Though early in his career Ruscha would downplay his association with Los Angeles (and still does with Hollywood per se), its geography and its façade inspired him. In his famous books like Some Los Angeles Apartments and Thirtyfour Parking Lots, he documented the landscape of an urban metropolis. “One book was kind of a lightning rod to the next,” he told Govan.
Then there is the 25-foot accordion book Every Building on the Sunset Strip (1966), created by Ruscha riding in his pickup truck in the early morning hours to photograph every building and empty lot of the famed road. He and his brother, Paul Ruscha, continue to document the Strip, and have photographed many other legendary L.A. roads including Hollywood Boulevard, Melrose Avenue, and the Pacific Coast Highway.
As Schwartz notes, these books came along as L.A. was gaining status both in the art world and in urban studies. “The moment when Ruscha began making his architectural books coincided with the birth of a spate of ‘Los Angeles Studies,’ that analyzed the history, structure and societal impact of the postwar, highway-based city,” she writes.
Through Hopper and other friends, Ruscha also became friendly with the “New Hollywood” of the late 1960s and 70s, and shared their cynical attitude towards the business that makes L.A. tick. Paintings of the 20th Century Fox logo can be seen as commentary on the death of the studio system, word-based paintings like Another Hollywood Dream Bubble Popped and Hollywood is a Verb speak for themselves.
His ominous paintings of the Hollywood Sign, in smoggy skies or from behind, also express his disdain for the dream factory.
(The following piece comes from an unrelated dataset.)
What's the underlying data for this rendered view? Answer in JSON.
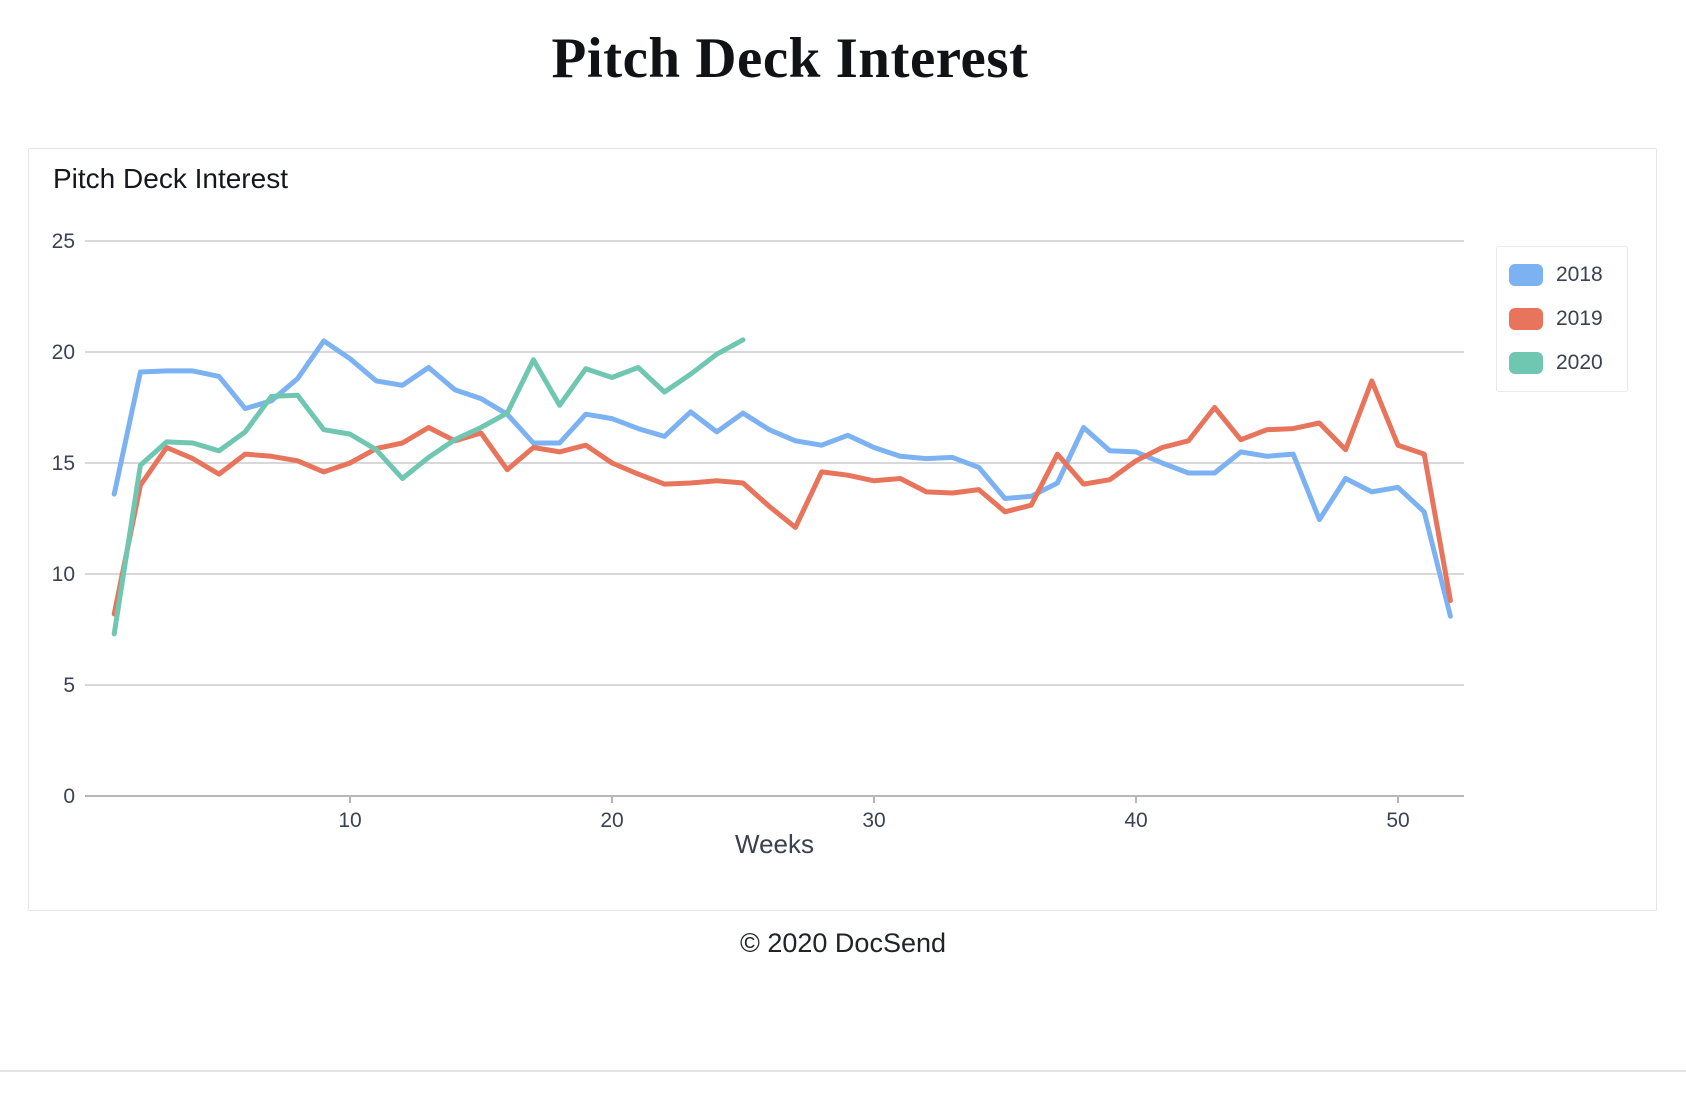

“The idea of Hollywood has lots of meanings and one — to me — is this image of something fake up here being held up with sticks,” he once said, per Schwartz, in his typically elusive fashion. “That to me had more meaning with the term ‘Hollywood’ than the other usual associations … I don’t even think it should stay; it doesn’t even mean ‘landmark’ to me. It might as well fall down. That’s more Hollywood — to have it fall down or be removed. But, in the end, it’s more Hollywood to put it back up.”
Despite his studied indifference, he also adopted a persona worthy of a ‘60s’ counterculture icon, dating model Lauren Hutton, actor Samantha Eggar, Diane Keaton and the author and it-girl Eve Babitz, the queen of Los Angeles cool.
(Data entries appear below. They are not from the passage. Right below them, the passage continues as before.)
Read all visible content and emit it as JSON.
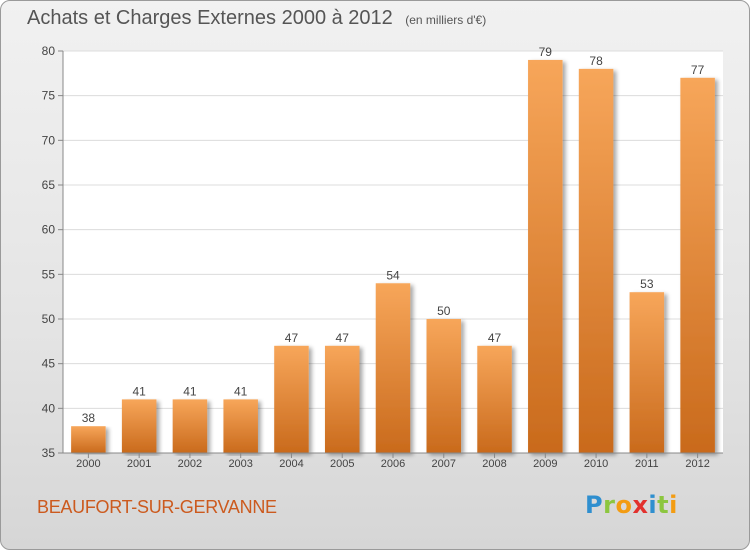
{
  "title": "Achats et Charges Externes 2000 à 2012",
  "subtitle": "(en milliers d'€)",
  "commune": "BEAUFORT-SUR-GERVANNE",
  "logo": {
    "text": "Proxiti",
    "letters": [
      "P",
      "r",
      "o",
      "x",
      "i",
      "t",
      "i"
    ],
    "colors": [
      "#2f8fcf",
      "#8cc63f",
      "#f39c12",
      "#e2312d",
      "#2f8fcf",
      "#8cc63f",
      "#f39c12"
    ]
  },
  "chart_data": {
    "type": "bar",
    "categories": [
      "2000",
      "2001",
      "2002",
      "2003",
      "2004",
      "2005",
      "2006",
      "2007",
      "2008",
      "2009",
      "2010",
      "2011",
      "2012"
    ],
    "values": [
      38,
      41,
      41,
      41,
      47,
      47,
      54,
      50,
      47,
      79,
      78,
      53,
      77
    ],
    "value_labels": [
      "38",
      "41",
      "41",
      "41",
      "47",
      "47",
      "54",
      "50",
      "47",
      "79",
      "78",
      "53",
      "77"
    ],
    "yticks": [
      "35",
      "40",
      "45",
      "50",
      "55",
      "60",
      "65",
      "70",
      "75",
      "80"
    ],
    "ylim": [
      35,
      80
    ],
    "grid": true,
    "bar_color": "#f0903a"
  }
}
“We went to Musso and Frank’s. That was Eve’s favorite spot and mine too. And we would go to openings, go to Barney’s Beanery, places that were hot at the time,” he told the Los Angeles Times.
Throughout the decades, as L.A. has rapidly changed and gone from a looked-down-upon artistic backwater to an art world powerhouse, Ruscha has continued to embrace, chronicle and comment on its evolution. “I like the idea that things are changing,” he once told The Wall Street Journal. “That’s not always negative.”
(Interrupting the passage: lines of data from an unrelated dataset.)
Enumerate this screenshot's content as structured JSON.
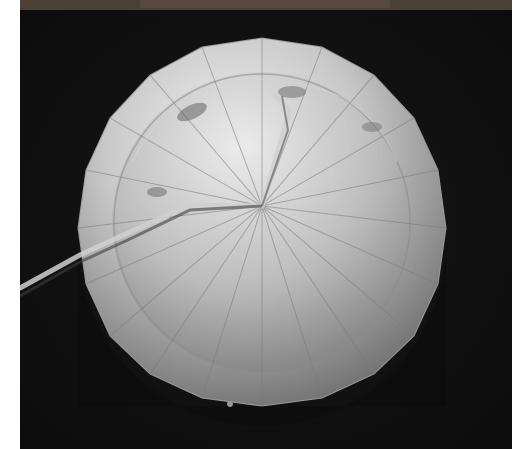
{
  "image": {
    "subject": "parachute-canopy-image",
    "colors": {
      "background": "#111111",
      "canopy_light": "#e2e2e2",
      "canopy_mid": "#a8a8a8",
      "canopy_dark": "#6e6e6e",
      "top_strip": "#4a4034"
    }
  }
}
And maybe that’s why Ruscha is so beloved by Angelenos — we often hate L.A., we complain, but it has an elusive pull and lore that we just can’t help but love. But Ruscha’s reach has expanded far beyond the borders of L.A. County — he has become a chronicler of Americana, who the New Yorker calls the bard of a “calmly collapsing America,” and the New York Times calls the “deadpan laureate of American Art.”
Nonpolitical for most of his career, Ruscha has increasingly produced art that can be seen as an attack on fascist thought and misinformation. Indeed, the show charts his career from now to the present day, and one sees the evolution of both a man, a city, and a nation. “Looking in the rearview mirror, it’s an avalanche of things from my past that are kind of jarring in a way,” he told Govan. “But I guess they add up … And I’m not over yet.”